Jacobs Joshua L, Apatov Nathaniel, Glei Matthew
Division of Medical Informatics, Department of Medicine, John A Burns School of Medicine, University of Hawaii, Honolulu, HI, USA.
J Adv Nurs. 2007 Mar;57(5):472-81. doi: 10.1111/j.1365-2648.2006.04161.x.
This paper reports a study designed to assess an automated non-invasive, patient vigilance system, the (L)G(1TM) system, for determining heart rate and respiration rate. The study uses collected data to optimize the (L)G(1TM)'s alert management scheme for medical/surgical wards.
Thousands of patients die unnecessarily each year because of compromised patient safety in hospitals. Economic pressures to reduce hospitalization costs, exacerbated by increasing nursing shortages, have created a need for new approaches to patient vigilance. Advanced technologies may help nurses to provide high-quality care while controlling costs and improving patient safety.
Heart and respiration waveforms from 287 patients were captured by sensor arrays embedded in the mattress coverlets of their beds. No real-time monitoring was performed. Raw data were processed by proprietary algorithms and compared with data captured by a standard reference device. Alert performance was verified by hand-scoring the signal data and matching it against clinical events observed through a systematic review of each patient's medical record.
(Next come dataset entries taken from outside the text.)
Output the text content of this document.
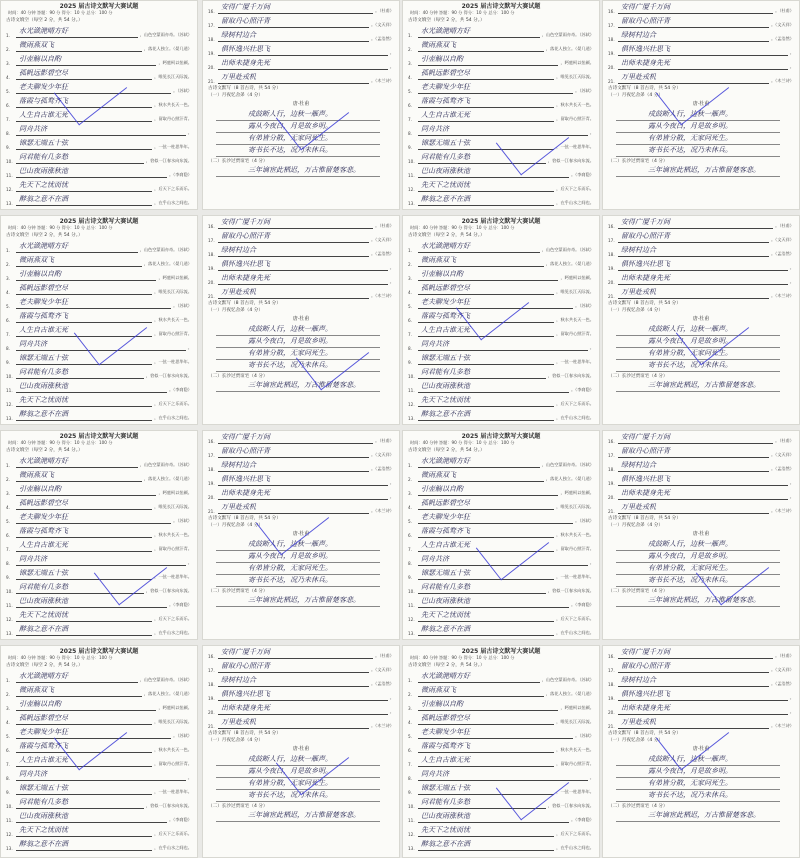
2025 届古诗文默写大赛试题
时间：40 分钟 答题：90 分 得分：10 分 总分：100 分
古诗文填空（每空 2 分，共 54 分。）
1.
水光潋滟晴方好	，山色空蒙雨亦奇。（苏轼）
2.
微雨燕双飞	，落花人独立。（晏几道）
3.
引壶觞以自酌	，眄庭柯以怡颜。
4.
孤帆远影碧空尽	，唯见长江天际流。
5.
老夫聊发少年狂	。（苏轼）
6.
落霞与孤鹜齐飞	，秋水共长天一色。
7.
人生自古谁无死	，留取丹心照汗青。
8.
同舟共济	。
9.
锦瑟无端五十弦	，一弦一柱思华年。
10.
问君能有几多愁	，恰似一江春水向东流。
11.
巴山夜雨涨秋池	。（李商隐）
12.
先天下之忧而忧	，后天下之乐而乐。
13.
醉翁之意不在酒	，在乎山水之间也。
16.
安得广厦千万间	。（杜甫）
17.
留取丹心照汗青	。（文天祥）
18.
绿树村边合	。（孟浩然）
19.
俱怀逸兴壮思飞	。
20.
出师未捷身先死	。
21.
万里赴戎机	。（木兰诗）
古诗文默写（8 首古诗，共 54 分）
（一）月夜忆舍弟（4 分）
唐·杜甫
戍鼓断人行，边秋一雁声。
露从今夜白，月是故乡明。
有弟皆分散，无家问死生。
寄书长不达，况乃未休兵。
（二）长沙过贾谊宅（4 分）
三年谪宦此栖迟，万古惟留楚客悲。
2025 届古诗文默写大赛试题
时间：40 分钟 答题：90 分 得分：10 分 总分：100 分
古诗文填空（每空 2 分，共 54 分。）
1.
水光潋滟晴方好	，山色空蒙雨亦奇。（苏轼）
2.
微雨燕双飞	，落花人独立。（晏几道）
3.
引壶觞以自酌	，眄庭柯以怡颜。
4.
孤帆远影碧空尽	，唯见长江天际流。
5.
老夫聊发少年狂	。（苏轼）
6.
落霞与孤鹜齐飞	，秋水共长天一色。
7.
人生自古谁无死	，留取丹心照汗青。
8.
同舟共济	。
9.
锦瑟无端五十弦	，一弦一柱思华年。
10.
问君能有几多愁	，恰似一江春水向东流。
11.
巴山夜雨涨秋池	。（李商隐）
12.
先天下之忧而忧	，后天下之乐而乐。
13.
醉翁之意不在酒	，在乎山水之间也。
16.
安得广厦千万间	。（杜甫）
17.
留取丹心照汗青	。（文天祥）
18.
绿树村边合	。（孟浩然）
19.
俱怀逸兴壮思飞	。
20.
出师未捷身先死	。
21.
万里赴戎机	。（木兰诗）
古诗文默写（8 首古诗，共 54 分）
（一）月夜忆舍弟（4 分）
唐·杜甫
戍鼓断人行，边秋一雁声。
露从今夜白，月是故乡明。
有弟皆分散，无家问死生。
寄书长不达，况乃未休兵。
（二）长沙过贾谊宅（4 分）
三年谪宦此栖迟，万古惟留楚客悲。
2025 届古诗文默写大赛试题
时间：40 分钟 答题：90 分 得分：10 分 总分：100 分
古诗文填空（每空 2 分，共 54 分。）
1.
水光潋滟晴方好	，山色空蒙雨亦奇。（苏轼）
2.
微雨燕双飞	，落花人独立。（晏几道）
3.
引壶觞以自酌	，眄庭柯以怡颜。
4.
孤帆远影碧空尽	，唯见长江天际流。
5.
老夫聊发少年狂	。（苏轼）
6.
落霞与孤鹜齐飞	，秋水共长天一色。
7.
人生自古谁无死	，留取丹心照汗青。
8.
同舟共济	。
9.
锦瑟无端五十弦	，一弦一柱思华年。
10.
问君能有几多愁	，恰似一江春水向东流。
11.
巴山夜雨涨秋池	。（李商隐）
12.
先天下之忧而忧	，后天下之乐而乐。
13.
醉翁之意不在酒	，在乎山水之间也。
16.
安得广厦千万间	。（杜甫）
17.
留取丹心照汗青	。（文天祥）
18.
绿树村边合	。（孟浩然）
19.
俱怀逸兴壮思飞	。
20.
出师未捷身先死	。
21.
万里赴戎机	。（木兰诗）
古诗文默写（8 首古诗，共 54 分）
（一）月夜忆舍弟（4 分）
唐·杜甫
戍鼓断人行，边秋一雁声。
露从今夜白，月是故乡明。
有弟皆分散，无家问死生。
寄书长不达，况乃未休兵。
（二）长沙过贾谊宅（4 分）
三年谪宦此栖迟，万古惟留楚客悲。
2025 届古诗文默写大赛试题
时间：40 分钟 答题：90 分 得分：10 分 总分：100 分
古诗文填空（每空 2 分，共 54 分。）
1.
水光潋滟晴方好	，山色空蒙雨亦奇。（苏轼）
2.
微雨燕双飞	，落花人独立。（晏几道）
3.
引壶觞以自酌	，眄庭柯以怡颜。
4.
孤帆远影碧空尽	，唯见长江天际流。
5.
老夫聊发少年狂	。（苏轼）
6.
落霞与孤鹜齐飞	，秋水共长天一色。
7.
人生自古谁无死	，留取丹心照汗青。
8.
同舟共济	。
9.
锦瑟无端五十弦	，一弦一柱思华年。
10.
问君能有几多愁	，恰似一江春水向东流。
11.
巴山夜雨涨秋池	。（李商隐）
12.
先天下之忧而忧	，后天下之乐而乐。
13.
醉翁之意不在酒	，在乎山水之间也。
16.
安得广厦千万间	。（杜甫）
17.
留取丹心照汗青	。（文天祥）
18.
绿树村边合	。（孟浩然）
19.
俱怀逸兴壮思飞	。
20.
出师未捷身先死	。
21.
万里赴戎机	。（木兰诗）
古诗文默写（8 首古诗，共 54 分）
（一）月夜忆舍弟（4 分）
唐·杜甫
戍鼓断人行，边秋一雁声。
露从今夜白，月是故乡明。
有弟皆分散，无家问死生。
寄书长不达，况乃未休兵。
（二）长沙过贾谊宅（4 分）
三年谪宦此栖迟，万古惟留楚客悲。
2025 届古诗文默写大赛试题
时间：40 分钟 答题：90 分 得分：10 分 总分：100 分
古诗文填空（每空 2 分，共 54 分。）
1.
水光潋滟晴方好	，山色空蒙雨亦奇。（苏轼）
2.
微雨燕双飞	，落花人独立。（晏几道）
3.
引壶觞以自酌	，眄庭柯以怡颜。
4.
孤帆远影碧空尽	，唯见长江天际流。
5.
老夫聊发少年狂	。（苏轼）
6.
落霞与孤鹜齐飞	，秋水共长天一色。
7.
人生自古谁无死	，留取丹心照汗青。
8.
同舟共济	。
9.
锦瑟无端五十弦	，一弦一柱思华年。
10.
问君能有几多愁	，恰似一江春水向东流。
11.
巴山夜雨涨秋池	。（李商隐）
12.
先天下之忧而忧	，后天下之乐而乐。
13.
醉翁之意不在酒	，在乎山水之间也。
16.
安得广厦千万间	。（杜甫）
17.
留取丹心照汗青	。（文天祥）
18.
绿树村边合	。（孟浩然）
19.
俱怀逸兴壮思飞	。
20.
出师未捷身先死	。
21.
万里赴戎机	。（木兰诗）
古诗文默写（8 首古诗，共 54 分）
（一）月夜忆舍弟（4 分）
唐·杜甫
戍鼓断人行，边秋一雁声。
露从今夜白，月是故乡明。
有弟皆分散，无家问死生。
寄书长不达，况乃未休兵。
（二）长沙过贾谊宅（4 分）
三年谪宦此栖迟，万古惟留楚客悲。
2025 届古诗文默写大赛试题
时间：40 分钟 答题：90 分 得分：10 分 总分：100 分
古诗文填空（每空 2 分，共 54 分。）
1.
水光潋滟晴方好	，山色空蒙雨亦奇。（苏轼）
2.
微雨燕双飞	，落花人独立。（晏几道）
3.
引壶觞以自酌	，眄庭柯以怡颜。
4.
孤帆远影碧空尽	，唯见长江天际流。
5.
老夫聊发少年狂	。（苏轼）
6.
落霞与孤鹜齐飞	，秋水共长天一色。
7.
人生自古谁无死	，留取丹心照汗青。
8.
同舟共济	。
9.
锦瑟无端五十弦	，一弦一柱思华年。
10.
问君能有几多愁	，恰似一江春水向东流。
11.
巴山夜雨涨秋池	。（李商隐）
12.
先天下之忧而忧	，后天下之乐而乐。
13.
醉翁之意不在酒	，在乎山水之间也。
16.
安得广厦千万间	。（杜甫）
17.
留取丹心照汗青	。（文天祥）
18.
绿树村边合	。（孟浩然）
19.
俱怀逸兴壮思飞	。
20.
出师未捷身先死	。
21.
万里赴戎机	。（木兰诗）
古诗文默写（8 首古诗，共 54 分）
（一）月夜忆舍弟（4 分）
唐·杜甫
戍鼓断人行，边秋一雁声。
露从今夜白，月是故乡明。
有弟皆分散，无家问死生。
寄书长不达，况乃未休兵。
（二）长沙过贾谊宅（4 分）
三年谪宦此栖迟，万古惟留楚客悲。
2025 届古诗文默写大赛试题
时间：40 分钟 答题：90 分 得分：10 分 总分：100 分
古诗文填空（每空 2 分，共 54 分。）
1.
水光潋滟晴方好	，山色空蒙雨亦奇。（苏轼）
2.
微雨燕双飞	，落花人独立。（晏几道）
3.
引壶觞以自酌	，眄庭柯以怡颜。
4.
孤帆远影碧空尽	，唯见长江天际流。
5.
老夫聊发少年狂	。（苏轼）
6.
落霞与孤鹜齐飞	，秋水共长天一色。
7.
人生自古谁无死	，留取丹心照汗青。
8.
同舟共济	。
9.
锦瑟无端五十弦	，一弦一柱思华年。
10.
问君能有几多愁	，恰似一江春水向东流。
11.
巴山夜雨涨秋池	。（李商隐）
12.
先天下之忧而忧	，后天下之乐而乐。
13.
醉翁之意不在酒	，在乎山水之间也。
16.
安得广厦千万间	。（杜甫）
17.
留取丹心照汗青	。（文天祥）
18.
绿树村边合	。（孟浩然）
19.
俱怀逸兴壮思飞	。
20.
出师未捷身先死	。
21.
万里赴戎机	。（木兰诗）
古诗文默写（8 首古诗，共 54 分）
（一）月夜忆舍弟（4 分）
唐·杜甫
戍鼓断人行，边秋一雁声。
露从今夜白，月是故乡明。
有弟皆分散，无家问死生。
寄书长不达，况乃未休兵。
（二）长沙过贾谊宅（4 分）
三年谪宦此栖迟，万古惟留楚客悲。
2025 届古诗文默写大赛试题
时间：40 分钟 答题：90 分 得分：10 分 总分：100 分
古诗文填空（每空 2 分，共 54 分。）
1.
水光潋滟晴方好	，山色空蒙雨亦奇。（苏轼）
2.
微雨燕双飞	，落花人独立。（晏几道）
3.
引壶觞以自酌	，眄庭柯以怡颜。
4.
孤帆远影碧空尽	，唯见长江天际流。
5.
老夫聊发少年狂	。（苏轼）
6.
落霞与孤鹜齐飞	，秋水共长天一色。
7.
人生自古谁无死	，留取丹心照汗青。
8.
同舟共济	。
9.
锦瑟无端五十弦	，一弦一柱思华年。
10.
问君能有几多愁	，恰似一江春水向东流。
11.
巴山夜雨涨秋池	。（李商隐）
12.
先天下之忧而忧	，后天下之乐而乐。
13.
醉翁之意不在酒	，在乎山水之间也。
16.
安得广厦千万间	。（杜甫）
17.
留取丹心照汗青	。（文天祥）
18.
绿树村边合	。（孟浩然）
19.
俱怀逸兴壮思飞	。
20.
出师未捷身先死	。
21.
万里赴戎机	。（木兰诗）
古诗文默写（8 首古诗，共 54 分）
（一）月夜忆舍弟（4 分）
唐·杜甫
戍鼓断人行，边秋一雁声。
露从今夜白，月是故乡明。
有弟皆分散，无家问死生。
寄书长不达，况乃未休兵。
（二）长沙过贾谊宅（4 分）
三年谪宦此栖迟，万古惟留楚客悲。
The data were collected between June 2004 and February 2005.
Experimental algorithms for heart rate had an accuracy of -1.47 (sd 1.90) and a precision of 4.60 (sd 2.46). Respiration rate algorithms showed an accuracy of -0.94 (sd 1.26) and a precision of 4.02 (sd 1.17). Algorithms identified 178 true-positive physiological alerts on 15 patients. None of the events was deemed clinically significant at chart review. The combined false-positive alert rate for the algorithms was 0.007 events per hour.
This study demonstrates the accuracy and precision of the signal processing algorithms in the (L)G(1TM) system. Future work will focus on assessing the system's impact on patient outcomes and its integration into the nursing workflow.
本文报告一项旨在评估用于测定心率和呼吸频率的自动化非侵入性患者监测系统(L)G(1TM)系统的研究。该研究使用收集到的数据来优化(L)G(1TM)系统在医疗/外科病房的警报管理方案。
由于医院患者安全存在问题,每年有数千名患者不必要地死亡。护理人员短缺加剧了降低住院成本的经济压力,因此需要新的患者监测方法。先进技术可能有助于护士在控制成本和提高患者安全的同时提供高质量护理。
通过嵌入患者床罩床垫中的传感器阵列捕获287名患者的心脏和呼吸波形。未进行实时监测。原始数据由专有算法处理,并与标准参考设备捕获的数据进行比较。通过对信号数据进行人工评分并将其与通过系统查阅每位患者病历观察到的临床事件进行匹配,验证警报性能。数据收集于2004年6月至2005年2月之间。
心率实验算法的准确率为-1.47(标准差1.90),精密度为4.60(标准差2.46)。呼吸频率算法的准确率为-0.94(标准差1.26),精密度为4.02(标准差1.17)。算法在15名患者身上识别出178次真正阳性的生理警报。在病历审查中,没有一个事件被认为具有临床意义。算法的综合假阳性警报率为每小时0.007次事件。
本研究证明了(L)G(1TM)系统中信号处理算法的准确性和精密度。未来的工作将集中在评估该系统对患者预后的影响及其在护理工作流程中的整合。